As technologies advance and become more integrated into our lives, so do the tactics used by cyber criminals to try and compromise your business. Keeping up to date with the latest cyber criminal activities can be difficult, and ensuring your business has an effective cyber security strategy throughout its operations can also seem like an impossible task. However, without the appropriate defences in place, this can leave your organisation in a vulnerable position; with 40% of UK businesses receiving a cyber breach in 2020.
For this years’ European Cyber Security Month, we have created a Cyber Security First Aid guide on how to discover, contain, and recover if your business falls victim to cyber criminal activity.
Find the Source of the Breach
Discovering a cyber breach can be extremely difficult; many cyber criminals ensure that their activities fly under the radar, and it can take weeks, months or, in some cases, years for a business to discover their devices and data have been compromised. However, by noticing the early signs of a data breach, this can significantly reduce any further damage from occurring – some of the most common include:
- Random changes to file names or ‘missing' documents.
- Irregular financial activity.
- Spontaneous pop-ups, especially from reputable websites and software.
- Compromised email accounts or spam emails from company accounts.
- Redirected Internet searches on company devices.
Contain the Breach
After discovering a cyber breach, determine which devices, servers, and/or accounts have been compromised and then proceed to isolate these by disconnecting them from the company network to ensure the breach can’t compromise your remaining company assets. You should also seek to ensure that Internet and remote access has been disconnected, update all security protocols such as passwords, and maintain your current security settings.
Inform Your Customers & Partners
Not only can a cyber breach impact your devices, finances, and data, but suffering from a cyber attack can also cause reputational damage and impact your relationship between current, and future, clients and partners. Nevertheless, it is imperative to remain transparent and maintain a positive relationship with your clientele and trusted partners by keeping them informed of the incident, the actions your business is taking to resolve the situation, and providing additional support to help with any queries and concerns.
Educate Your Employees
With over 80% of cyber security breaches being a result from employee error, it is incredibly important to ensure your staff know the role they play with keeping company devices and data, secure. Implementing an effective cyber awareness program throughout your organisation could decrease your chances of a socially-engineered cyber attack by 70%! Keeping your cyber training regular, and ensuring your policies are up to date, will transform your employees into a resilient first line of defence against future cyber criminal activity.
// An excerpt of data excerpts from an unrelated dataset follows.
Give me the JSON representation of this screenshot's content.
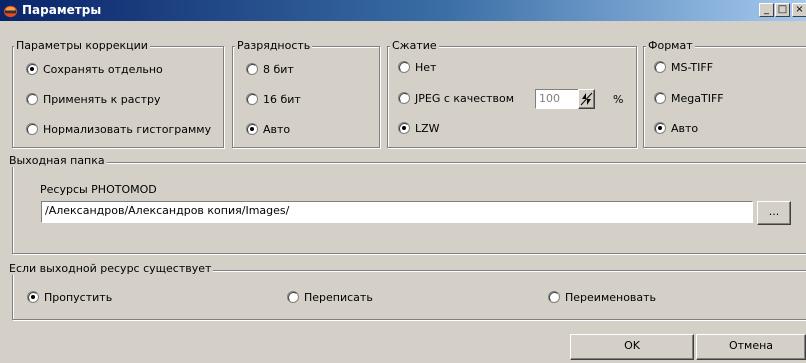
{
  "window": {
    "title": "Параметры",
    "minimize_glyph": "_",
    "maximize_glyph": "□",
    "close_glyph": "×"
  },
  "correction": {
    "title": "Параметры коррекции",
    "options": [
      "Сохранять отдельно",
      "Применять к растру",
      "Нормализовать гистограмму"
    ],
    "selected": "Сохранять отдельно"
  },
  "bitdepth": {
    "title": "Разрядность",
    "options": [
      "8 бит",
      "16 бит",
      "Авто"
    ],
    "selected": "Авто"
  },
  "compression": {
    "title": "Сжатие",
    "options": [
      "Нет",
      "JPEG с качеством",
      "LZW"
    ],
    "selected": "LZW",
    "quality_value": "100",
    "quality_unit": "%"
  },
  "format": {
    "title": "Формат",
    "options": [
      "MS-TIFF",
      "MegaTIFF",
      "Авто"
    ],
    "selected": "Авто"
  },
  "output_folder": {
    "title": "Выходная папка",
    "resource_label": "Ресурсы PHOTOMOD",
    "path_value": "/Александров/Александров копия/Images/",
    "browse_label": "..."
  },
  "if_exists": {
    "title": "Если выходной ресурс существует",
    "options": [
      "Пропустить",
      "Переписать",
      "Переименовать"
    ],
    "selected": "Пропустить"
  },
  "buttons": {
    "ok": "OK",
    "cancel": "Отмена"
  },
  "icons": {
    "app_icon": "photomod-icon",
    "radio": "radio-icon",
    "spin": "spin-arrows-icon"
  },
  "colors": {
    "face": "#d4d0c8",
    "title_start": "#0a246a",
    "title_end": "#a6caf0"
  }
}
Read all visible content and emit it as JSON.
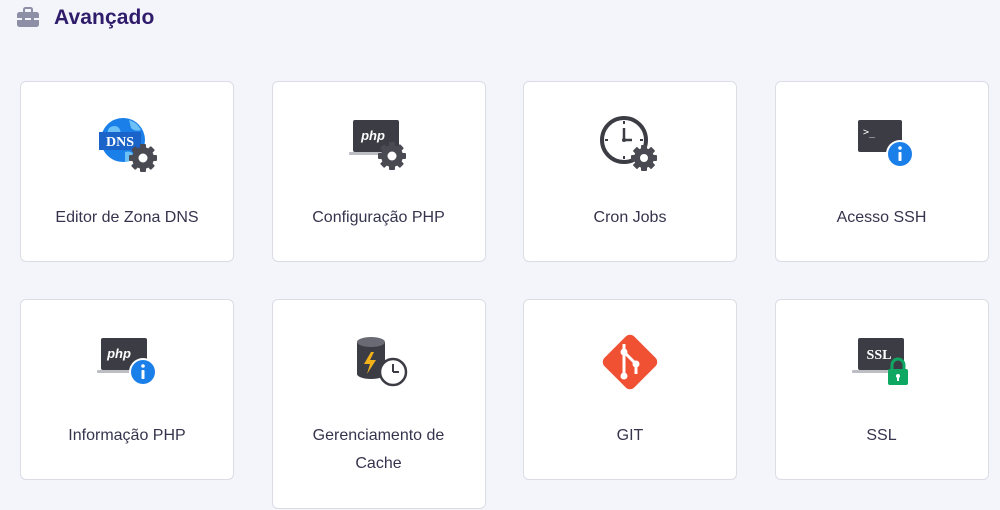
{
  "section": {
    "title": "Avançado",
    "icon": "toolbox-icon"
  },
  "cards": [
    {
      "label": "Editor de Zona DNS",
      "icon": "dns-globe-gear-icon"
    },
    {
      "label": "Configuração PHP",
      "icon": "php-monitor-gear-icon"
    },
    {
      "label": "Cron Jobs",
      "icon": "clock-gear-icon"
    },
    {
      "label": "Acesso SSH",
      "icon": "terminal-info-icon"
    },
    {
      "label": "Informação PHP",
      "icon": "php-monitor-info-icon"
    },
    {
      "label": "Gerenciamento de Cache",
      "icon": "database-clock-icon"
    },
    {
      "label": "GIT",
      "icon": "git-icon"
    },
    {
      "label": "SSL",
      "icon": "ssl-monitor-lock-icon"
    }
  ],
  "colors": {
    "title": "#2f1c6a",
    "label": "#36344d",
    "background": "#f4f4fb",
    "info_blue": "#1a7fe8",
    "git_red": "#f05133",
    "lock_green": "#0fa862"
  }
}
Report the Crime to the Relevant Body
When you discover your business is victim to a cyber attack, it is extremely important to report the crime immediately without delay. Action Fraud, the National Fraud and Cyber Crime Reporting Centre, is available 24/7 to businesses who have received an attack or breach. Report the incident to your business’s bank and contact your cyber liability insurance provider, if applicable.
Ensure Your Business Has an Effective Cyber Security Strategy Going Forward
At Mitigate Cyber, we are all about prevention first. A common misconception we always hear is that cyber security is an IT issues – this is incorrect. Cyber security is, at its core, a risk management issue and should be the concern of the board. If you haven’t already, ensure that your business has an effective cyber security strategy going forward – assess what your critical processes and activities are, and the vulnerabilities throughout your business. The strategy can then follow these guidelines:
- Define the purpose and scope of the plan.
- Identify team responsibilities.
- Identify the threats you face.
- Highlight the business-critical functions.
- Determine what is an acceptable disruption for each area and function.
- Determine what is an unacceptable disruption for each area and function.
- Plan how to maintain operations in the event of a disruption.
- Outline stakeholder engagement.
- Develop a disaster recovery plan.
- Document data backup and recovery processes.
Once the plan is in place, it needs to be distributed to the relevant parties – stakeholders, Directors, Head of IT and so on. It then needs to be communicated company-wide.